Le parquet suédois abandonne les poursuites pour viol contre Julian Assange, le fondateur de WikiLeaks

L'Australien de 48 ans est incarcéré dans une prison londonienne depuis le mois d'avril. Il reste poursuivi aux Etats-Unis pour publications de documents classifiés.

Une photo de Julian Assange, le fondateur de WikiLeaks, issue d\'une vidéo, le 9 juin 2019 à Londres.
Une photo de Julian Assange, le fondateur de WikiLeaks, issue d'une vidéo, le 9 juin 2019 à Londres. (RUPTLY / AFP)

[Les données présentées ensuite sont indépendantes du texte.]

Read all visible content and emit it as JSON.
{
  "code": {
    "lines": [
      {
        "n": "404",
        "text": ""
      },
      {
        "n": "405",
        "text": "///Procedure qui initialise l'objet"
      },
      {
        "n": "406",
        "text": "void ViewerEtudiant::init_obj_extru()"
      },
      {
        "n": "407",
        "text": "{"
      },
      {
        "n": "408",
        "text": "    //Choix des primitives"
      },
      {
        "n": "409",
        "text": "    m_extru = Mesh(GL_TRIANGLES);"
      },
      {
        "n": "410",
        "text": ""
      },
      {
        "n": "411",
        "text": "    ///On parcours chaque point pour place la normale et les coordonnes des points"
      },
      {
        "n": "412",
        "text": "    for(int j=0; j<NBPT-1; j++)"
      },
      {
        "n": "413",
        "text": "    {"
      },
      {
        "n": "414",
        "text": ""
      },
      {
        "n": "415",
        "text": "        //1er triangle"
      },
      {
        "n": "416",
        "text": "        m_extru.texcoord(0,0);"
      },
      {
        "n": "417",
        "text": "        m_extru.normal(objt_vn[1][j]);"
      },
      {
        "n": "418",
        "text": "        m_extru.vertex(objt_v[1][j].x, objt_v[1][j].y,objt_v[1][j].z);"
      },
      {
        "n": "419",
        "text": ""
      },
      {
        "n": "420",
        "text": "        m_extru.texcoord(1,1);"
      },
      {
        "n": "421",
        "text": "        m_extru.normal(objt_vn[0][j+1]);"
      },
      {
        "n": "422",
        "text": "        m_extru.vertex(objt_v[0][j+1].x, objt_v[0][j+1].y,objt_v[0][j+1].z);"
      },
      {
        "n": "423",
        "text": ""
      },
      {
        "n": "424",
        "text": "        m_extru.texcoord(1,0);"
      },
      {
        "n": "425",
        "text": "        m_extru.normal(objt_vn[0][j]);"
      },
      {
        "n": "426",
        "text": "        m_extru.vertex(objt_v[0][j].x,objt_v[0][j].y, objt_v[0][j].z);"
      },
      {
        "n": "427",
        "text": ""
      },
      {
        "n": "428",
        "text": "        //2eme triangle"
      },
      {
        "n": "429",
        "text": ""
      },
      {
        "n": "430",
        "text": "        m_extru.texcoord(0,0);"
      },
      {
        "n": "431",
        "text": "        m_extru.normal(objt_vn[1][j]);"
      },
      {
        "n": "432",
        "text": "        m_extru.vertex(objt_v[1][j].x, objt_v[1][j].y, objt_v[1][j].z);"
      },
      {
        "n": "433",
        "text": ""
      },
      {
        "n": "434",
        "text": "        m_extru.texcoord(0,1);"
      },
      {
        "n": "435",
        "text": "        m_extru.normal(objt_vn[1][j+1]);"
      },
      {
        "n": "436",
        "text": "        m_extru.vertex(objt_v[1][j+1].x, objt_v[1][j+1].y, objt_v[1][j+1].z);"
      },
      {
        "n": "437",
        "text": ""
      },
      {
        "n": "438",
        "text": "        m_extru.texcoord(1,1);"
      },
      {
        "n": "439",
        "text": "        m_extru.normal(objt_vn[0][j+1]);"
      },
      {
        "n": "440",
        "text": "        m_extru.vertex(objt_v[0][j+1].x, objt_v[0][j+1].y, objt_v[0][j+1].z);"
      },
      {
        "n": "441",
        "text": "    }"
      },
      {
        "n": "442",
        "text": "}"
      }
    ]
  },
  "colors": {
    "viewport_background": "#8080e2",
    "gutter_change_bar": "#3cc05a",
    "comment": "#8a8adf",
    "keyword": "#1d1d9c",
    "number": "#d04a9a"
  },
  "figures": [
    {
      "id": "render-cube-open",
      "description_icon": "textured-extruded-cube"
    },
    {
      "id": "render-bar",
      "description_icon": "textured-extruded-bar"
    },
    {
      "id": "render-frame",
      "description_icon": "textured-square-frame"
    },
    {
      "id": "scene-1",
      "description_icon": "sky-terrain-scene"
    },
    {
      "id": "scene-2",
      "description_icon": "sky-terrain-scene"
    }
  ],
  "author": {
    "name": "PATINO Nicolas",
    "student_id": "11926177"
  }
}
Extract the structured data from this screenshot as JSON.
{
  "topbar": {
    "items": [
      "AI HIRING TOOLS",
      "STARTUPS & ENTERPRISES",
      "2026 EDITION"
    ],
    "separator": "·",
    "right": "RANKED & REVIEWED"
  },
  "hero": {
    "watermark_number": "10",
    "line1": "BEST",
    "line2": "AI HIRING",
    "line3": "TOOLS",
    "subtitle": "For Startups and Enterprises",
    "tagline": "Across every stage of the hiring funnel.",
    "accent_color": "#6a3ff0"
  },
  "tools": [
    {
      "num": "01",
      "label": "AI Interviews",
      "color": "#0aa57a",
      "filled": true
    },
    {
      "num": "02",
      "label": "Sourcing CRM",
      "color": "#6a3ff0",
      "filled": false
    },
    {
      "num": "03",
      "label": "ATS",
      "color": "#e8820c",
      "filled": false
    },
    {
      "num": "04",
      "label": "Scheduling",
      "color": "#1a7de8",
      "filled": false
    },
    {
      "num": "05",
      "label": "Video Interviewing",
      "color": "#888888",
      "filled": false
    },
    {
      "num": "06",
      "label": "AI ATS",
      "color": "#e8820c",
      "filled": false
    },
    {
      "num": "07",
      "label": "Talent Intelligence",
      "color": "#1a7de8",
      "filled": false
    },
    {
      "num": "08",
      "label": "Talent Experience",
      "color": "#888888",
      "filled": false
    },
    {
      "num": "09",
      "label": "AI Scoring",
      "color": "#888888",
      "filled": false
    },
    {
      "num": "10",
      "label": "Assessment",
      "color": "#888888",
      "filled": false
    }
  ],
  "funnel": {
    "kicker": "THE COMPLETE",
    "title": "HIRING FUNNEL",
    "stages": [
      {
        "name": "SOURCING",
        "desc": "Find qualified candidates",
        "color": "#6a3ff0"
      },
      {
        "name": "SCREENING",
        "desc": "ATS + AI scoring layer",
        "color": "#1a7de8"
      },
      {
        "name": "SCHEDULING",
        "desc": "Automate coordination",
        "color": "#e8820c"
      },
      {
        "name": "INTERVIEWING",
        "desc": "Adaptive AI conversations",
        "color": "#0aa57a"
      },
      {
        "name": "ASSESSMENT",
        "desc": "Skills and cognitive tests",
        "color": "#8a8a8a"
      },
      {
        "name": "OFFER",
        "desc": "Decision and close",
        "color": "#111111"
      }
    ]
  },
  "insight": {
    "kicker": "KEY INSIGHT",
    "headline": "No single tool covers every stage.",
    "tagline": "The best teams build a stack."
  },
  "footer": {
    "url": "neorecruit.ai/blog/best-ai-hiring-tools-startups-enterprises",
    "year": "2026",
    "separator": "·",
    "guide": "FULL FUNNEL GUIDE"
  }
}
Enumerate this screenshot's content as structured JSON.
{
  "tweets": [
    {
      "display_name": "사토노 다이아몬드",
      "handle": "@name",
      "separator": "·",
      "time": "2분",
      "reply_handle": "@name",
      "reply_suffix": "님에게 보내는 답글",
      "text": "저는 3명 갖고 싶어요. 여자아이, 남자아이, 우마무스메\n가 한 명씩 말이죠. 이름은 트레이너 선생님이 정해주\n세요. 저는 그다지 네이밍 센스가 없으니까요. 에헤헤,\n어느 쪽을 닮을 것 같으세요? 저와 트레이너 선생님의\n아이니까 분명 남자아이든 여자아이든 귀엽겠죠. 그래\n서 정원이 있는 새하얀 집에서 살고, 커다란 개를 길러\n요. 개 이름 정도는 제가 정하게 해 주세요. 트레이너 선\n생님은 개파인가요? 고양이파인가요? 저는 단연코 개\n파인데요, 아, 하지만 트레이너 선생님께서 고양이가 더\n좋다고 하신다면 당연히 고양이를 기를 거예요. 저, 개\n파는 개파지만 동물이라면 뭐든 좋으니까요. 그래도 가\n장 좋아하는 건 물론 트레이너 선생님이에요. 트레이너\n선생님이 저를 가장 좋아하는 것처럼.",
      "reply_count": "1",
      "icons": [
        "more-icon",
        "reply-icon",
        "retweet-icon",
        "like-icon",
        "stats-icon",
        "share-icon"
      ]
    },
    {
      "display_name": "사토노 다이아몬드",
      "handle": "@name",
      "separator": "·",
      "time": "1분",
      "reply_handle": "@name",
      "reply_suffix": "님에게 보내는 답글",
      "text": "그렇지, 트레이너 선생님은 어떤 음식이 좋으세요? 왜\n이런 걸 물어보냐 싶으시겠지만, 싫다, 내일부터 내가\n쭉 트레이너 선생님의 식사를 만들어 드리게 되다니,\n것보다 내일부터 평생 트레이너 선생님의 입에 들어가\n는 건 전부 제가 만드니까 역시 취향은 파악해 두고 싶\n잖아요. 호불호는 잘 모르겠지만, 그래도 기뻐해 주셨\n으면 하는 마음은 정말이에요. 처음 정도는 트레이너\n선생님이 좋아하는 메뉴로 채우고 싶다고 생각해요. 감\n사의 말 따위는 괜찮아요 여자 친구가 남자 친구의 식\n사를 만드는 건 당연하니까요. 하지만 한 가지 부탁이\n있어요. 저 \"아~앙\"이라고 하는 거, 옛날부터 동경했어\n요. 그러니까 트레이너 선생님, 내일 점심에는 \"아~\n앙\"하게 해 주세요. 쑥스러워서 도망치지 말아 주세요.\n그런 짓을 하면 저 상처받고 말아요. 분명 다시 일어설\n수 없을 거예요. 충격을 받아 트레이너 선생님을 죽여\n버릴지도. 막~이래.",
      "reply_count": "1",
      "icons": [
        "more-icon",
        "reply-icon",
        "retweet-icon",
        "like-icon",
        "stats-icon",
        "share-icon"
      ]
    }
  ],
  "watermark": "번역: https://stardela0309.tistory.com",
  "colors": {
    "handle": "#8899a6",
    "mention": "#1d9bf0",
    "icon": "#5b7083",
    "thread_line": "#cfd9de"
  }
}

Le parquet suédois a annoncé, mardi 19 novembre, qu'il abandonnait les poursuites pour viol contre Julian Assangele fondateur de WikiLeaks, pour un viol présumé commis en Suède. "J'ai convoqué cette conférence de presse pour annoncer ma décision de classer sans suite l'enquête" visant l'Australien, a annoncé la procureure en chef adjointe, Eva-Marie Persson. "Tous les actes d'enquête ont été épuisés (...) sans apporter les preuves requises pour une condamnation", a-t-elle ajouté.

Agée d'une trentaine d'années à l'époque des faits, en août 2010, la plaignante suédoise accuse l'Australien d'avoir engagé un rapport sexuel pendant qu'elle dormait et sans préservatif, alors qu'elle lui avait refusé tout rapport non protégé à plusieurs reprises. Julian Assange, qu'elle avait rencontré à Stockholm lors d'une conférence de WikiLeaks, a toujours nié les faits de viol. Il soutient qu'elle était consentante et avait accepté de ne pas utiliser de préservatif. Les faits seront prescrits le 17 août 2020.

Sept témoins entendus pendant l'été

La procureure en chef adjointe avait annoncé à la mi-mai la réouverture de l'enquête pour viol contre Julian Assange, après son interpellation par la police britannique à l'ambassade d'Equateur à Londres le 11 avril. Et en septembre, elle avait fait savoir que sept témoins avaient été auditionnés au cours de l'été.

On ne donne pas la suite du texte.